Local church adopts organic gardening project
10. Dawn Erenreich from Portlands, Mitchells Plain used her love of gardening to gather together a group of like-minded people to run a food garden where “we grow, we sow, we do everything organic in the garden.” The local church she attends, Lux Mundi, adopted her project. They agreed that she would grow the crops to be used by the soup kitchen that they run, and the excess crops would go to the participants working in the food garden. “The team is a group of (people who have) retired and (are) avid gardeners, mostly men.”
This joint venture ran for the past 2 years, but the soup kitchen has stopped for 2013. The gardening group has managed to keep their project running by signing an agreement with the Parks division of the City of Cape Town to utilise a plot next to the church, “which is launching soon!”

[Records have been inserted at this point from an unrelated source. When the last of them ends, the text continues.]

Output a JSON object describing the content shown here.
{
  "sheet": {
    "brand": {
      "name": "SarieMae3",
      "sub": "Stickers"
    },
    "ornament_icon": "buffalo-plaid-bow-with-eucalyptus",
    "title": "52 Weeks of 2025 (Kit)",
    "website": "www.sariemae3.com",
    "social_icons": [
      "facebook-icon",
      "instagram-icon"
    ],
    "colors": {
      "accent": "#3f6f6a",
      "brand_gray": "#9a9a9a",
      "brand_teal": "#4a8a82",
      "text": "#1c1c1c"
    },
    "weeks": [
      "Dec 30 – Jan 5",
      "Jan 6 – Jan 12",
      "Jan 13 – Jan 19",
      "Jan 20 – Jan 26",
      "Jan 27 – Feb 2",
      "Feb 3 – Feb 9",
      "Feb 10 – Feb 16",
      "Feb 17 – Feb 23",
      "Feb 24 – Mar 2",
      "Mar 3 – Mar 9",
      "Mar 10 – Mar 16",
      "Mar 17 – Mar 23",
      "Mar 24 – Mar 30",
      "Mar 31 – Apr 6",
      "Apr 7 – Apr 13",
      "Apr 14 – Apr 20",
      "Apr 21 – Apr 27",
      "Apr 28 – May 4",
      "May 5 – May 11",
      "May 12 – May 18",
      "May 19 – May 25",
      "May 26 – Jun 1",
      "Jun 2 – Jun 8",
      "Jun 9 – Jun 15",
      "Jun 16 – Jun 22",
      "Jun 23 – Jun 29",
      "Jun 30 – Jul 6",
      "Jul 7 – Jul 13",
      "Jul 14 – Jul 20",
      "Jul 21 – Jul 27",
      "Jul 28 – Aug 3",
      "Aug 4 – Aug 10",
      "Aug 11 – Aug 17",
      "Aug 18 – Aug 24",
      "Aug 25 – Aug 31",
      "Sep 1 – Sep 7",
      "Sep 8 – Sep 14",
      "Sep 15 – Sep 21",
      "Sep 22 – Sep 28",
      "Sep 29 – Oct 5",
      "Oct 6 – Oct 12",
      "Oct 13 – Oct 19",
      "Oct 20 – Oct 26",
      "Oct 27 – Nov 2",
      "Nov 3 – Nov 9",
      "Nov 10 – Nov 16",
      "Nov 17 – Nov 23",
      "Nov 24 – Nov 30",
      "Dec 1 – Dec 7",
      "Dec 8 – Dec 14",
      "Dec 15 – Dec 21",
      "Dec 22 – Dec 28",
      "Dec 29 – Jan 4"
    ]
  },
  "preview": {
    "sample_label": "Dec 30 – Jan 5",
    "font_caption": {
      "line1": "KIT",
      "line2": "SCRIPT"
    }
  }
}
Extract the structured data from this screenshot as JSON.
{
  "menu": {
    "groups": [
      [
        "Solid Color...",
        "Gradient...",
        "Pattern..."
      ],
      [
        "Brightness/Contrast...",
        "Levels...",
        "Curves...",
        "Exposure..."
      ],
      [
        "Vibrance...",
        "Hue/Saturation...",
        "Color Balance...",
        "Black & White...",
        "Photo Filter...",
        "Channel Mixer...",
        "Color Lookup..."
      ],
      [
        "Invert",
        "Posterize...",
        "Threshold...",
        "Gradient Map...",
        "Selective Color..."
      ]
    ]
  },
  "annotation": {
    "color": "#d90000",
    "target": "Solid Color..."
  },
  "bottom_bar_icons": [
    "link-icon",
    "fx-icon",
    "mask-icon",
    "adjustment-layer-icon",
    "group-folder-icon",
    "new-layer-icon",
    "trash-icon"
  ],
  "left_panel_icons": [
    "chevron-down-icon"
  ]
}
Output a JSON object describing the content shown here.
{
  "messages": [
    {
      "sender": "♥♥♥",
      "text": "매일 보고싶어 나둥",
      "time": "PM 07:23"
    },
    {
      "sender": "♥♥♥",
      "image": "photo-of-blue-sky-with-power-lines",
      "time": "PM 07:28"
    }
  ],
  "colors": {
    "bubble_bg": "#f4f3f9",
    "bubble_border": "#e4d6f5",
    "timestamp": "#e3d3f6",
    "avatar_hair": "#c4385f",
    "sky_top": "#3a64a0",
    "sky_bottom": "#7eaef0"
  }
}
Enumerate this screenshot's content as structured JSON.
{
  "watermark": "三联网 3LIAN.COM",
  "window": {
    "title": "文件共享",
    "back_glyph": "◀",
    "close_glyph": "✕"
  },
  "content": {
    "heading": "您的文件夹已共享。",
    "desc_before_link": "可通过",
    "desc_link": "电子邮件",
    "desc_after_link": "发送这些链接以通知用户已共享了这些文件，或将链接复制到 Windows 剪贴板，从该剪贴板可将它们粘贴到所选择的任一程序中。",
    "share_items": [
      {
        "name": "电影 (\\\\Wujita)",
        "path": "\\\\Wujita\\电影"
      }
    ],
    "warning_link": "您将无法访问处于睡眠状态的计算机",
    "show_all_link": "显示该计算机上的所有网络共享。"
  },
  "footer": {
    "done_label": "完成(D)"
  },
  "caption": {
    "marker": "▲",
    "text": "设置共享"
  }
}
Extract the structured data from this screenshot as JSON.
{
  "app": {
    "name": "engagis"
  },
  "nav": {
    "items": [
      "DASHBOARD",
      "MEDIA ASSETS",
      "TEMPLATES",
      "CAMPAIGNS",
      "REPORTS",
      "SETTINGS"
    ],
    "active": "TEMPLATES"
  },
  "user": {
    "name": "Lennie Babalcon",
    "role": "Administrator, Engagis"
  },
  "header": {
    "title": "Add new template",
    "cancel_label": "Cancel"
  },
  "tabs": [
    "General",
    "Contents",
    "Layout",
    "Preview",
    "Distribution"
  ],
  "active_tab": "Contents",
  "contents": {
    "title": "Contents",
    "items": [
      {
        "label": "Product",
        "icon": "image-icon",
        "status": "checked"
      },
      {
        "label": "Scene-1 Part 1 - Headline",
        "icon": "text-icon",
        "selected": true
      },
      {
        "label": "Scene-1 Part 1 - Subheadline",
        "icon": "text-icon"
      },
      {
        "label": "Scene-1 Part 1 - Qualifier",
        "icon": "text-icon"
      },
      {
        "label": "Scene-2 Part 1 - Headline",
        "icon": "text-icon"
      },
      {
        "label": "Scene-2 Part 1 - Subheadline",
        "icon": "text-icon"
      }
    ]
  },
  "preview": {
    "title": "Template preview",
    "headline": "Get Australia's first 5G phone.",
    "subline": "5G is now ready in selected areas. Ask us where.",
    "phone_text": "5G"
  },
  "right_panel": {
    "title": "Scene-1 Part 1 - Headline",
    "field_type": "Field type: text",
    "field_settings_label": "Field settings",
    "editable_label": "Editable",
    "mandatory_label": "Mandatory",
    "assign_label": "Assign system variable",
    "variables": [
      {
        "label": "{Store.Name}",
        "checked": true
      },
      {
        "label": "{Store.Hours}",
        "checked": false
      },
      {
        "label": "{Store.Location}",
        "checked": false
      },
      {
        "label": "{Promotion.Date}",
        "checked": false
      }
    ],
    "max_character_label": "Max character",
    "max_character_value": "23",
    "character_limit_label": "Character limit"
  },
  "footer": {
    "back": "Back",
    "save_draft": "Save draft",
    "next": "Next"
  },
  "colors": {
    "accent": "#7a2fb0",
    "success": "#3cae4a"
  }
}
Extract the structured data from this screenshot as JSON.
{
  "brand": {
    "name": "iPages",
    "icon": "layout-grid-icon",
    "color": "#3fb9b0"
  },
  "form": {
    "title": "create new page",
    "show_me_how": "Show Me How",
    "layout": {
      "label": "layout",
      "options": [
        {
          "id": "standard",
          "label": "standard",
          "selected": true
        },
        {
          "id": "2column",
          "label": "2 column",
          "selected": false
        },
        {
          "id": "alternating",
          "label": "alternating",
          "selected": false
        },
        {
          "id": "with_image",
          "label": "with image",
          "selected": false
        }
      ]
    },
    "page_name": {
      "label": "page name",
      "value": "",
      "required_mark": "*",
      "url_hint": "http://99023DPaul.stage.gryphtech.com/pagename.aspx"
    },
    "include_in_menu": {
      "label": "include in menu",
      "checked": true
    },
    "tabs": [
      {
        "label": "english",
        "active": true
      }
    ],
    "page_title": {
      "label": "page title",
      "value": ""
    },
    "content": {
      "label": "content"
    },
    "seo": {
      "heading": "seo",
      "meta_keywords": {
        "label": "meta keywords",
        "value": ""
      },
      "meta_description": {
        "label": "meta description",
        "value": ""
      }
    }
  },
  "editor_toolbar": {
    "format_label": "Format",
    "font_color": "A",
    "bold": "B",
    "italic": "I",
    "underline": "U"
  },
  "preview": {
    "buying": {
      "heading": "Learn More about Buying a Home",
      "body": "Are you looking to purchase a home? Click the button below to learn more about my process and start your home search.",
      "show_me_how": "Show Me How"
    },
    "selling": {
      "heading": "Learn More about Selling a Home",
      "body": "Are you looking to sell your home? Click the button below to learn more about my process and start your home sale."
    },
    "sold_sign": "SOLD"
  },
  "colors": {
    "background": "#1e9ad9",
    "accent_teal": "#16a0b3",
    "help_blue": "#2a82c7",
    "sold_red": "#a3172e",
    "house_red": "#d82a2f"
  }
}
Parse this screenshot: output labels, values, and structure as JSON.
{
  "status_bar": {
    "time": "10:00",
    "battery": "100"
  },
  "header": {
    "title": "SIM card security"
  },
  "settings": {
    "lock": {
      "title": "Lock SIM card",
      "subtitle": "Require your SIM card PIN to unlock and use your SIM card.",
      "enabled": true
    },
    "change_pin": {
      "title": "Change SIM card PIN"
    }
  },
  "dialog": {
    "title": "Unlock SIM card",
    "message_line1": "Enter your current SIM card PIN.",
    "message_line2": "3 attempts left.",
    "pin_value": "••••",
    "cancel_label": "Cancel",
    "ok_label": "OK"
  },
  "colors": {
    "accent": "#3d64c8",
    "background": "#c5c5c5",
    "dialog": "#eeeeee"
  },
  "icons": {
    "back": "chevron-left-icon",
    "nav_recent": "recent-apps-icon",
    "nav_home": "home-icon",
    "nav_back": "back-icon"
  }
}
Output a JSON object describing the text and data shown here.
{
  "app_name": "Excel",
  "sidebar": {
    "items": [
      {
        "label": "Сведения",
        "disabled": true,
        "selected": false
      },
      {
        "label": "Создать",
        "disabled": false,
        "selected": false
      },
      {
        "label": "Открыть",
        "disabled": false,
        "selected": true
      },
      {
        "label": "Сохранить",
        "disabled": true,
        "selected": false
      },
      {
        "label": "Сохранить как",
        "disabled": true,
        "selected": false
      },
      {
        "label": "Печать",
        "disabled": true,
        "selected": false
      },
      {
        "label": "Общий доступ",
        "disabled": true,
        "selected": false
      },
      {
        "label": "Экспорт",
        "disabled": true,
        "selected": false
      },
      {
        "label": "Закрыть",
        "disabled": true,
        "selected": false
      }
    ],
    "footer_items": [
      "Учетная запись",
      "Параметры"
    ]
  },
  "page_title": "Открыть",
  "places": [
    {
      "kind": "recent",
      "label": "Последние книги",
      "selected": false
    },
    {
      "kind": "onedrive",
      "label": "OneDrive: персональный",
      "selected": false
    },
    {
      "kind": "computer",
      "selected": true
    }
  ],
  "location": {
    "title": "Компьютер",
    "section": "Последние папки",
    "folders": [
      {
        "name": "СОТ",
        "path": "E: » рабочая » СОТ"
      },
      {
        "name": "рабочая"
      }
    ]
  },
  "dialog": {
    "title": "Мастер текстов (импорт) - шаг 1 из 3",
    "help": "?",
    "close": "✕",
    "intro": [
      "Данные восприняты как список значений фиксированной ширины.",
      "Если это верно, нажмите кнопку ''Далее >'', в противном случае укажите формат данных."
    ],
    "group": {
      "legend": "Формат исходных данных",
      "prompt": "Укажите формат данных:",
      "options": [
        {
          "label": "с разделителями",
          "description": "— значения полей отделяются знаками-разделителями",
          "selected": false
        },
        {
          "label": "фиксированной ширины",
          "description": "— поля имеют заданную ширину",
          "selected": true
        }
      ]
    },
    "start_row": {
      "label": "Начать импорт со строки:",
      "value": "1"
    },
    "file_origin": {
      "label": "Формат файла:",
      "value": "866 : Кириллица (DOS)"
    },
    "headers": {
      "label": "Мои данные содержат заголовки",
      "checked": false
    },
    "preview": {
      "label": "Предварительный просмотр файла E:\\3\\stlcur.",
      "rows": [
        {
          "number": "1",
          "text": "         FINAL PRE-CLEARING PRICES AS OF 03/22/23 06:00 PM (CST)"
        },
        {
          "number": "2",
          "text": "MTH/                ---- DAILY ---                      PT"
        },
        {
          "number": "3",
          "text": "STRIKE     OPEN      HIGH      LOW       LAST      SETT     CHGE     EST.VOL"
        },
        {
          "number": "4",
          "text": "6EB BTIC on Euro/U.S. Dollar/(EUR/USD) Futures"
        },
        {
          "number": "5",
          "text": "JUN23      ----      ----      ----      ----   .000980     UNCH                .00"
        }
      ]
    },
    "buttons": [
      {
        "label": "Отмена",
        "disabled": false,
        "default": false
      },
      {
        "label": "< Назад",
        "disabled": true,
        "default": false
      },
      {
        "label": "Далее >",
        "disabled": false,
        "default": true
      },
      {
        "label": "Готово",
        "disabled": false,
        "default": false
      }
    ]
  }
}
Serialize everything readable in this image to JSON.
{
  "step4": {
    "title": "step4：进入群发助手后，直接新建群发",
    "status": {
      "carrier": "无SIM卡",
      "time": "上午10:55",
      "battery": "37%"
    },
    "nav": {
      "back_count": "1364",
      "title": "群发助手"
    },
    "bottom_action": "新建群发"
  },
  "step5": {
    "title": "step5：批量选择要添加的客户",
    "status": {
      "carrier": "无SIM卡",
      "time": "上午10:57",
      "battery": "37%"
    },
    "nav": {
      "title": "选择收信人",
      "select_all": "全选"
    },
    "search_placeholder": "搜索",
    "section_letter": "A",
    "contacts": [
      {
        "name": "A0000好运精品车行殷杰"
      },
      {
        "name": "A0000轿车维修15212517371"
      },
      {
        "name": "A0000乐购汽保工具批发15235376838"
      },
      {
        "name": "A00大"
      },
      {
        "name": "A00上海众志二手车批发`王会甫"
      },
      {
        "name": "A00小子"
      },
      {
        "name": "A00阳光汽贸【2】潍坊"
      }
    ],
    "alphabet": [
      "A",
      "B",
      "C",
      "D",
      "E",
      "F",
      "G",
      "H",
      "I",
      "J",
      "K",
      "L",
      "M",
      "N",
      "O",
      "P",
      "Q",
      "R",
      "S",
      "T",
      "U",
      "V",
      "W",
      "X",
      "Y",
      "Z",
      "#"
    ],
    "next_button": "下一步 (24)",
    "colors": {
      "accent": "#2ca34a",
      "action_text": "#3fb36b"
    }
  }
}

The Deputy Minister for Environmental Affairs Rejoice Mabudafhasi once said: “Waste is wealth. Let’s work hard to make waste wealth and eradicate poverty through recycling waste. But we need many soldiers out there. Don’t just say government is not doing its work. When we keep South Africa clean, we are eradicating poverty.”
These soldiers within their respective communities are fighting the war on waste daily, with limited resources but an abundance of dedication, perseverance and creativity. While they hail from across the Cape, they share common beliefs. They don’t believe in handouts, they favour ‘we’ over ‘I’ and where many see waste, they see an opportunity to make a difference.